Researchers analyzed lifetime alcohol consumption data from the PLCO cohort to link drinking with CRC risk. They examined ADH1B and ADH1C gene expression in CRC vs. normal tissues using GEO datasets, correlating them with recurrence and survival in chemotherapy-treated patients. Fecal ethanol levels were measured via GC-MS in healthy non-drinkers and CRC patients. In a mouse model with subcutaneous CRC xenografts, the effects of continuous ethanol exposure (via Lieber-DeCarli liquid diet) and 4-methylpyrazole (4-MP) treatment on tumor growth were evaluated alongside oxaliplatin therapy. In SW480 and HCT116 cells, 100 and 200 mg/dL ethanol effects on oxaliplatin sensitivity, apoptosis, cell cycle, and TGF-β1, p-Smad2, P21, p-Rb protein levels were assessed, with pirfenidone used to validate findings.

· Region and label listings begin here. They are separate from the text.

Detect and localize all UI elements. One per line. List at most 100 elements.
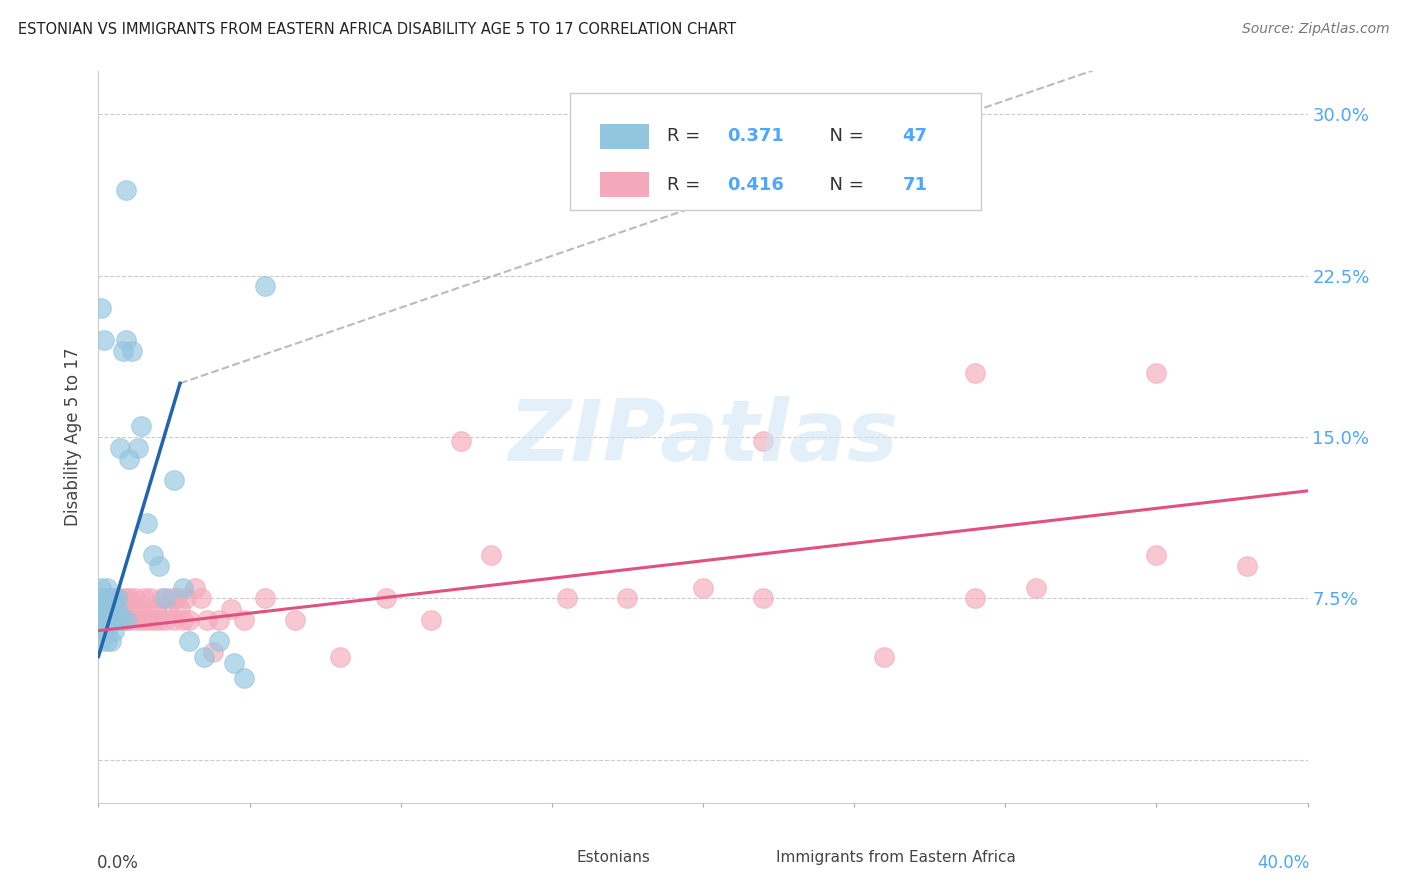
Point xyxy=(174,591,197,606)
Point xyxy=(253,279,276,293)
Point xyxy=(692,581,714,595)
Point xyxy=(232,671,254,685)
Point xyxy=(481,549,503,563)
Point xyxy=(93,602,115,616)
Point xyxy=(129,613,152,627)
Point xyxy=(172,581,194,595)
Text: Source: ZipAtlas.com: Source: ZipAtlas.com xyxy=(1241,22,1389,37)
Point xyxy=(374,591,396,606)
Point xyxy=(166,591,188,606)
Text: N =: N = xyxy=(818,128,869,145)
Point xyxy=(100,613,122,627)
Text: 71: 71 xyxy=(903,176,928,194)
Point xyxy=(93,613,115,627)
Point xyxy=(96,602,118,616)
Point xyxy=(114,333,136,347)
Point xyxy=(93,333,115,347)
Point xyxy=(90,602,112,616)
Point xyxy=(114,183,136,197)
Point xyxy=(114,613,136,627)
Point xyxy=(96,613,118,627)
Point xyxy=(93,591,115,606)
Point xyxy=(1236,559,1258,574)
Text: N =: N = xyxy=(818,176,869,194)
Point xyxy=(114,591,136,606)
Point xyxy=(195,613,218,627)
Point xyxy=(965,366,987,380)
Point xyxy=(96,634,118,648)
Point xyxy=(127,441,149,455)
Point xyxy=(253,591,276,606)
Point xyxy=(103,591,125,606)
Point xyxy=(121,602,143,616)
Point xyxy=(90,634,112,648)
Point xyxy=(132,591,155,606)
Point xyxy=(100,602,122,616)
Point xyxy=(108,613,131,627)
Text: 0.416: 0.416 xyxy=(727,176,785,194)
Text: 0.0%: 0.0% xyxy=(97,854,139,872)
Point xyxy=(1144,549,1167,563)
Point xyxy=(420,613,443,627)
Point xyxy=(90,301,112,315)
Point xyxy=(96,591,118,606)
Point xyxy=(96,624,118,638)
Point xyxy=(96,624,118,638)
Point xyxy=(118,451,141,466)
Point xyxy=(105,602,128,616)
Point xyxy=(103,602,125,616)
Point xyxy=(93,591,115,606)
Point xyxy=(184,581,207,595)
FancyBboxPatch shape xyxy=(600,124,648,149)
Point xyxy=(135,602,157,616)
Point xyxy=(118,613,141,627)
Point xyxy=(90,581,112,595)
Point xyxy=(121,344,143,359)
Point xyxy=(100,602,122,616)
Point xyxy=(111,613,134,627)
Point xyxy=(105,602,128,616)
FancyBboxPatch shape xyxy=(534,849,568,866)
Point xyxy=(160,591,183,606)
Point xyxy=(93,602,115,616)
Point xyxy=(90,591,112,606)
Point xyxy=(103,613,125,627)
Point xyxy=(108,613,131,627)
Point xyxy=(163,473,186,487)
Point xyxy=(103,602,125,616)
Point xyxy=(124,613,146,627)
Y-axis label: Disability Age 5 to 17: Disability Age 5 to 17 xyxy=(65,348,83,526)
Point xyxy=(93,624,115,638)
Point xyxy=(105,613,128,627)
Point xyxy=(208,634,231,648)
Point xyxy=(232,613,254,627)
Point xyxy=(103,624,125,638)
Point xyxy=(111,602,134,616)
Point xyxy=(555,591,578,606)
Point xyxy=(127,602,149,616)
Point xyxy=(129,419,152,434)
Point xyxy=(965,591,987,606)
Text: R =: R = xyxy=(666,128,706,145)
Point xyxy=(208,613,231,627)
Point xyxy=(135,516,157,530)
Point xyxy=(873,649,896,664)
Point xyxy=(135,613,157,627)
Point xyxy=(96,602,118,616)
Point xyxy=(148,559,170,574)
Point xyxy=(108,591,131,606)
Point xyxy=(100,591,122,606)
Point xyxy=(142,613,165,627)
FancyBboxPatch shape xyxy=(600,172,648,197)
Text: 0.371: 0.371 xyxy=(727,128,785,145)
Point xyxy=(145,602,167,616)
Point xyxy=(284,613,307,627)
FancyBboxPatch shape xyxy=(569,94,981,211)
Point xyxy=(153,591,176,606)
Point xyxy=(96,581,118,595)
Point xyxy=(90,602,112,616)
Point xyxy=(111,344,134,359)
Point xyxy=(100,613,122,627)
Point xyxy=(156,602,179,616)
Point xyxy=(100,591,122,606)
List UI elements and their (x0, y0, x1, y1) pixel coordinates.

High-frequency alcohol drinkers exhibited a significantly increased risk of colorectal cancer. Alcohol metabolism-related genes ADH1B and ADH1C were significantly downregulated in CRC tissues, with low expression correlating with a higher recurrence rate and poorer overall survival in chemotherapy-treated patients. Ethanol was detected in fecal samples from both healthy individuals and CRC patients. In oxaliplatin-treated tumor-bearing mice, alcohol exposure resulted in greater tumor volume compared to controls. In SW480 and HCT116 cells, ethanol significantly increased oxaliplatin IC₅₀, indicating enhanced resistance. Ethanol also reduced cell apoptosis, induced G0/G1 arrest, and decreased S-phase fraction. Mechanistically, ethanol upregulated TGF-β1, p-Smad2, and P21 protein expression while downregulating p-Rb expression, consistent with activation of the TGF-β/Smad/P21 axis. > Pirfenidone, a TGF-β inhibitor, partially reversed these cellular changes and attenuated drug resistance, confirming the pathway's involvement.